Anke lavora al Goethe Institut come esperta di storia dell’arte. Dopo il dottorato non è riuscita a vincere concorsi per la docenza universitaria in Italia, ma è contenta così. Cerca di combattere la depressione. È in cura da uno psichiatra, è dura, dice, ma tira avanti.
Poi continua lo sfogo verso il marito che l’ha pugnalata alle spalle, senza alcun riguardo per i vent’anni vissuti insieme e per la loro figlia adottiva. Anche Maria ha abbandonato la madre per fare l’università a Regensburg.
Vedo davanti a me una donna provata, non gliene è andata una giusta. Lei rimane in piedi tutto il tempo, con le mani nelle tasche come a difendersi.
Mi sento in colpa, anche se non ci sarebbe un motivo.
Dovrei cambiare argomento, e invece penso di darle solidarietà con altri pensieri tristi.
«Nulla è per sempre. Nemmeno i figli sono per sempre, non si salva nulla. Non ce ne rendiamo conto, ma siamo fatti male»
Dovrei dirle che volli innamorarmi di lei per cancellare Enrica dalla mia vita, che sapevo in partenza che non ci sarei riuscito, troppe drammatiche differenze, non ero un uomo libero. La mia confessione sarebbe solo un inutile male a babbo morto.
«Dopo aver incontrato Monica, pensavo di aver accantonato le ansie che mi hanno tormentato fino a una certa età, e invece non è andata così. Passano gli anni, l’amore non soffia così forte e mi accontento, ho messo fine a quelle rincorse della felicità che sono il sale della vita»
«Basta» mi dice Anke scura in volto, «non sopporto tutto questo tuo disincanto, mi fa male sentirti»
Appare turbata, tira fuori il libro e si mette a sfogliare le pagine con l’aria di chi non vi può trovare risposta alle proprie domande.
È insofferente, si distacca da me, accelera il passo.

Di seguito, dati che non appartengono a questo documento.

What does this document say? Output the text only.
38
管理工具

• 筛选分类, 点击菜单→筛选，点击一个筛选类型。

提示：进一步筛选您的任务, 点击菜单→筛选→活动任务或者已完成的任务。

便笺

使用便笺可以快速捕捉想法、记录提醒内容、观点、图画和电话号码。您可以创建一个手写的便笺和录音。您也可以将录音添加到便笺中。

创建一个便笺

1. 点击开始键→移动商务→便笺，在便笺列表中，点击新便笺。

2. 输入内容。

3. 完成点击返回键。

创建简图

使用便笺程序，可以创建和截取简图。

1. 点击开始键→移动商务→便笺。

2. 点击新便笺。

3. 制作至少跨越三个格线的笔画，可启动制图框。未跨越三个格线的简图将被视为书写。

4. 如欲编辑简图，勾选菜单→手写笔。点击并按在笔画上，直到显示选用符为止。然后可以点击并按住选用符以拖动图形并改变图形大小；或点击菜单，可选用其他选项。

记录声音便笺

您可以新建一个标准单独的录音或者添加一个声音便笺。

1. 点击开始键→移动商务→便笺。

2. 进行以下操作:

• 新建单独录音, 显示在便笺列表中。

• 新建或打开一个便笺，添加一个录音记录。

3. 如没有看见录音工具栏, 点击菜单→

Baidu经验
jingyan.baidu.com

«Devo tornare in Istituto, sono in orario di servizio, ti va di accompagnarmi?»
«D’accordo» le dico come per scusarmi.
Cambio registro per non affliggerla, le parlo di Letizia, di quanto le voglio bene, degli studi che sta facendo a Milano, ha fatto la tesi della laurea triennale su Giulio Romano.
«Non era su Giulio Romano la tua dissertazione del Magister? Pensa che coincidenza»
Annuisce, sorride, le scappa una lacrima di emozione e dice «Sto invecchiando, scusami, piango per un nonnulla». Le prendo un fazzoletto di carta per asciugare le lacrime.
Continuiamo in silenzio la passeggiata lungo il bel quartiere signorile, arriviamo davanti al Goethe Institut.
«Anke, cosa dico a Letizia? Il libro glielo presti tu?»
«Genau … per l’arte questo ed altro, non certo per te», dice sorridendo con un pizzico di ironia e recita il suo numero perché io lo registri sul cellulare.
«Gianni, dille pure che attendo una sua chiamata. E che mi farebbe piacere conoscerla una volta a Roma»
Finalmente ci abbracciamo, senza baci di cortesia, come a Porta Cavalleggeri. Adesso riesco a guardare Anneke Wiedfeldt senza timore, la tempesta sembra passata.
Mi saluta, frettolosamente varca il cancello. Io mi fermo fuori.
La guardo mentre sale lungo le scale del palazzo e le dico ad alta voce «Grazie Anke», agito un braccio, ma lei non si volta.